9- Tembellik Hakkı Paul Lafargue 96 Sayfa
Tembellik, çalışmanın kutsallaştırıldığı toplumlarda hakir görülür, aşağılanır. Tembellik Hakkı, çalışmanın sarsılmaz bir değer haline getirildiği toplumların eleştirisini sunuyor; tembelliğin bir başıboşluk yahut aylaklık olmadığını öne sürerken, ütopik özleminin odağına özgürlüğü koyuyor: İnsanlığın kadim özlemi olarak zorunlulukların alt edildiği, insanın kendini tekrar bulduğu, özel mülkiyet hapishanesinin duvarlarının yıkıldığı, devletin ve diğer baskı araçlarının ortadan kalktığı bir toplumsal ve bireysel varoluşa işaret ediyor... Karl Marx'ın damadı Paul Lafargue'ın kaleme aldığı Tembellik Hakkı, Komünist Manifesto yahut Kapital gibi kendi alanında klasik haline gelen metinlere benzer bir şekilde, yayımlandığı tarihten bu yana hâlâ büyük bir ilgiyle okunuyor.
10- Vişne Bahçesi Anton Çehov 96 Sayfa
Rusya'da 19. yüzyılın ortalarında toprak köleliği kaldırılmış, burjuvazi yükselişe geçmiştir. Vişne Bahçesi ülkede değişen toplumsal, politik ve ekonomik düzenin gerçekliğiyle yüzleşemeyen aristokrat bir ailenin dokunaklı portresidir. İçinde büyük bir vişne bahçesinin bulunduğu aile çiftliğinin borçlar nedeniyle satılması söz konusudur. Çiftlik sahiplerinin çocukluk anılarıyla birlikte, vişne bahçeleri de geçmişte kalmıştır artık.
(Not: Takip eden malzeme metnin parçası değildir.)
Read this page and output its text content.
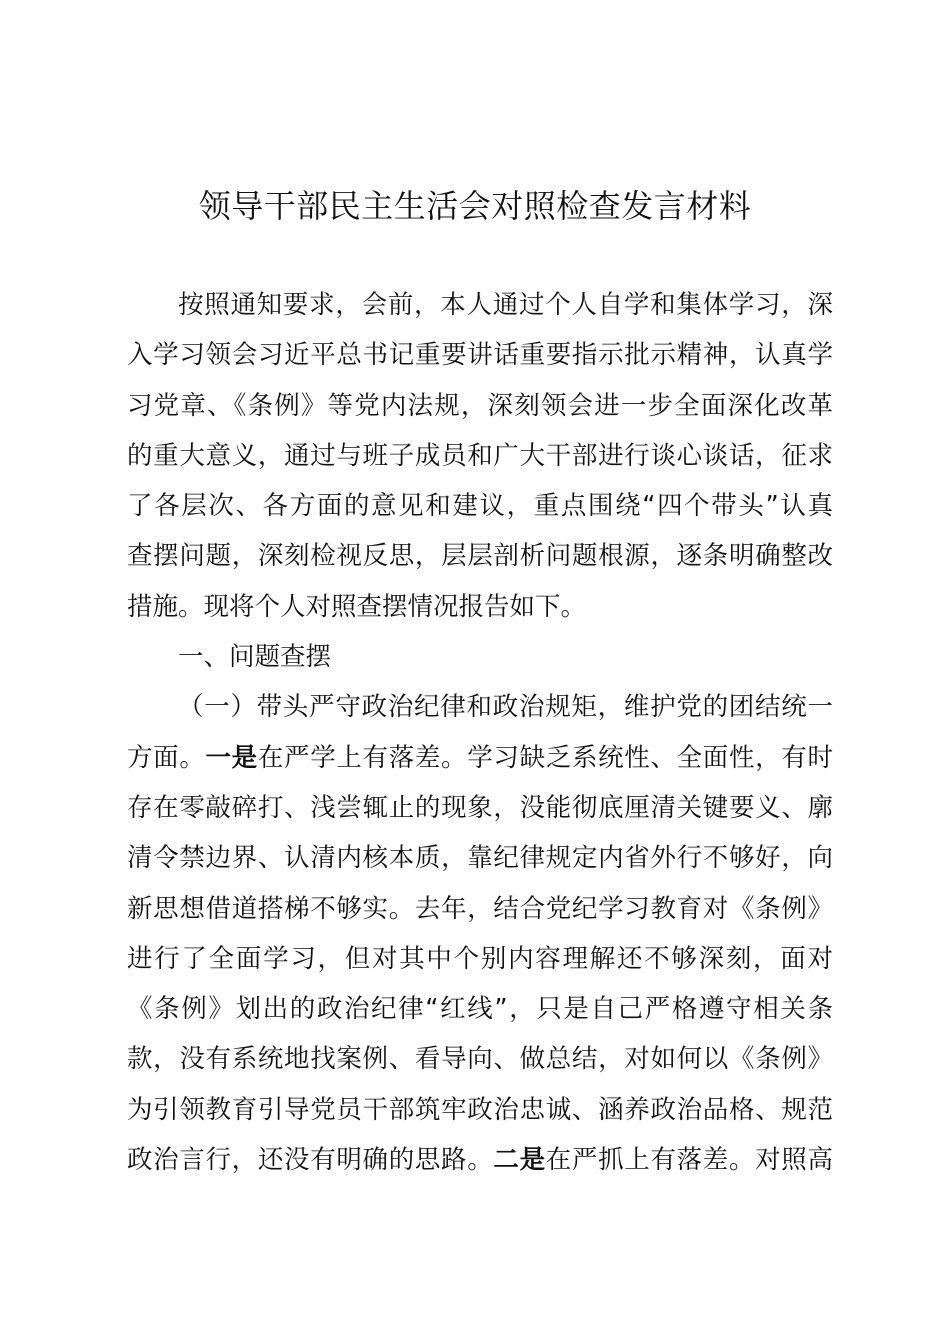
领导干部民主生活会对照检查发言材料
按照通知要求，会前，本人通过个人自学和集体学习，深
入学习领会习近平总书记重要讲话重要指示批示精神，认真学
习党章、《条例》等党内法规，深刻领会进一步全面深化改革
的重大意义，通过与班子成员和广大干部进行谈心谈话，征求
了各层次、各方面的意见和建议，重点围绕“四个带头”认真
查摆问题，深刻检视反思，层层剖析问题根源，逐条明确整改
措施。现将个人对照查摆情况报告如下。
一、问题查摆
（一）带头严守政治纪律和政治规矩，维护党的团结统一
方面。一是在严学上有落差。学习缺乏系统性、全面性，有时
存在零敲碎打、浅尝辄止的现象，没能彻底厘清关键要义、廓
清令禁边界、认清内核本质，靠纪律规定内省外行不够好，向
新思想借道搭梯不够实。去年，结合党纪学习教育对《条例》
进行了全面学习，但对其中个别内容理解还不够深刻，面对
《条例》划出的政治纪律“红线”，只是自己严格遵守相关条
款，没有系统地找案例、看导向、做总结，对如何以《条例》
为引领教育引导党员干部筑牢政治忠诚、涵养政治品格、规范
政治言行，还没有明确的思路。二是在严抓上有落差。对照高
Yeni düzen karşısında kararlı davranıp mülklerini ellerinde tutmaktan acizdirler. Vişne Bahçesi, 1904 yılında Moskova Sanat Tiyatrosu'nda Stanislavski tarafından sahneye kondu. Çehov yapıtının "komedi, hatta yer yer fars" olduğunu vurgulasa da, Stanislavski oyunu "trajedi" olarak ele almakta ısrar etmişti. Stanislavski o güne dek aşırı duygusal olan Rus tiyatrosuna doğal ve gösterişten uzak bir anlatım getirmesiyle ünlenmiş olsa da, Çehov'un kendi oyunları için istediği yalınlığı ve doğallığı yakalayamamıştı.